Kadınlar bu süreçte örgütsel birliklerini sağlayabilmeli ve her zamankinden daha fazla özgürlük talebini güçlendirmelidir. Bu konuda PAJK ve KJB örnek örgütleme ve mücadele modelleri olarak önümüzde durmaktadır. Bunun güçlü bir mirası da olduğunu açıkça vurgulamak gerekiyor. Belki örgütsel mücadele anlamında PAJK ve KJB örnek modeller olabilir ama mücadeleyi toplumun her alanında büyütmek gerekiyor. Özgürlük sorunu sadece örgütsel alanlarda ya da askeri alanlarda değildir özgürlük sorunu toplumun olduğu her yerdedir dolayısıyla toplumun her tabakasında özgürlük mücadelesi verilmelidir. Bunun ortak örgütlülükleri de acil bir ihtiyaç olarak karşımıza çıkmaktadır. Her kadının özgürlük için verdiği bir emek vardır biz tarihimizden bu güne kadar her kadının bu konuda yürütmüş olduğu mücadeleyi özgürlük yolunda verilmiş tarihi bir emek olarak ele alıyoruz.
Biz düşünce ve felsefik olarak diyoruz ki bizim kadın kurtuluş ideolojimiz tüm kadınların kurtuluş ideolojisidir.
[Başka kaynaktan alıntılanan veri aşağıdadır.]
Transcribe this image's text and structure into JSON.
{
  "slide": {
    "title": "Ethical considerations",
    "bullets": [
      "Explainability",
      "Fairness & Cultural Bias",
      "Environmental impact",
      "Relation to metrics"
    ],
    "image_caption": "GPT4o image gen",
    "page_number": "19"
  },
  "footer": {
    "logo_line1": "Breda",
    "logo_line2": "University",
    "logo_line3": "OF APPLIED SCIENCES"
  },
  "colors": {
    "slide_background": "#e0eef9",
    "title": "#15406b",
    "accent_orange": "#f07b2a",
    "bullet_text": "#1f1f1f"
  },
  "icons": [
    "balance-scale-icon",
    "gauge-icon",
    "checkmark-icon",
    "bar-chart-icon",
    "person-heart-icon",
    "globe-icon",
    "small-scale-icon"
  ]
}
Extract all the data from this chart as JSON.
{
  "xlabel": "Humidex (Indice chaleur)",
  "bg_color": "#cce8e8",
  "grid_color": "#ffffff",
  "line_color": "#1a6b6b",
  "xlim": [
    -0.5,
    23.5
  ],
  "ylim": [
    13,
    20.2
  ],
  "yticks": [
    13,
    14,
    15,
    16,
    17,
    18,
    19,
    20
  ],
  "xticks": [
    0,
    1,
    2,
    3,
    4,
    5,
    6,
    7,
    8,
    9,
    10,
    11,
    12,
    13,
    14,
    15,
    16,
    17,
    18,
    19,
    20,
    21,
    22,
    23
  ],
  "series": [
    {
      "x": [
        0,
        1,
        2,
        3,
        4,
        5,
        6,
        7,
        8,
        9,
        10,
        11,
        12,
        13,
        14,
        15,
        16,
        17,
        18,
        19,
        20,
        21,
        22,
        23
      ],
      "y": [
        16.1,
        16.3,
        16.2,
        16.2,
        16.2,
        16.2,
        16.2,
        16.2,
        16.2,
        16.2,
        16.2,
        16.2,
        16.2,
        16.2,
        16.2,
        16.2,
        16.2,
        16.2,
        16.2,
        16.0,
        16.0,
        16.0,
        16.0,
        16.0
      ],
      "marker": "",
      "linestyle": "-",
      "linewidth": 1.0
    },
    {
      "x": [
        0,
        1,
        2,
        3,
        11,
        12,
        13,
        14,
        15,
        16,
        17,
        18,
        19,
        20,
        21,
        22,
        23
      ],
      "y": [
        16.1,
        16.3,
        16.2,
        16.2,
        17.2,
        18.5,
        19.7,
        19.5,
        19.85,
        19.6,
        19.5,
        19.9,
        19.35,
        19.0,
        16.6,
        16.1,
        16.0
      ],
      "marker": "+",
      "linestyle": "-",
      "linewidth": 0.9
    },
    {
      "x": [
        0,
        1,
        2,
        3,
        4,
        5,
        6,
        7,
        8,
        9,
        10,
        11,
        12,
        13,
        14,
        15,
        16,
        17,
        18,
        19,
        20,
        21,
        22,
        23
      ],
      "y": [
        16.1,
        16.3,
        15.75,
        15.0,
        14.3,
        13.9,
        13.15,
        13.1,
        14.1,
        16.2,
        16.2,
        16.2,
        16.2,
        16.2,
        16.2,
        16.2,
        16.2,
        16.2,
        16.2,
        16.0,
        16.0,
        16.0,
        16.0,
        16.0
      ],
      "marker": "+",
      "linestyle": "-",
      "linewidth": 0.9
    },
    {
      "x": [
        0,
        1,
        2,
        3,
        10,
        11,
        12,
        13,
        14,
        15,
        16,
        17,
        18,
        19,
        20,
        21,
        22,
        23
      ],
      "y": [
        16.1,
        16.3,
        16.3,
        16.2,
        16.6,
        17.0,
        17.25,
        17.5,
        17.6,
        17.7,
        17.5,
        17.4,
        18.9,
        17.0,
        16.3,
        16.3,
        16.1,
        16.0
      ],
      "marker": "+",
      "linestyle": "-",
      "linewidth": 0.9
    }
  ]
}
Kadın kurtuluş ideolojisi toplumun özgürlük ideolojisidir. Özgür bir toplum ancak özgür bir kadınla gerçekleşir. Kadının özgür olmadığı toplum özgür değildir. Tekrardan vurgulamak gerekirse başlatılmış olan tarihi sürece kadın bulunduğu her alanda güçlü bir katılım yapabilir. Bu süreç ancak kadın ve gençlik öncülüğünde gelişebilecek bir süreçtir. Bu süreç Kürt kadının kendi rolünü en iyi şekilde oynayabileceği bir süreçtir.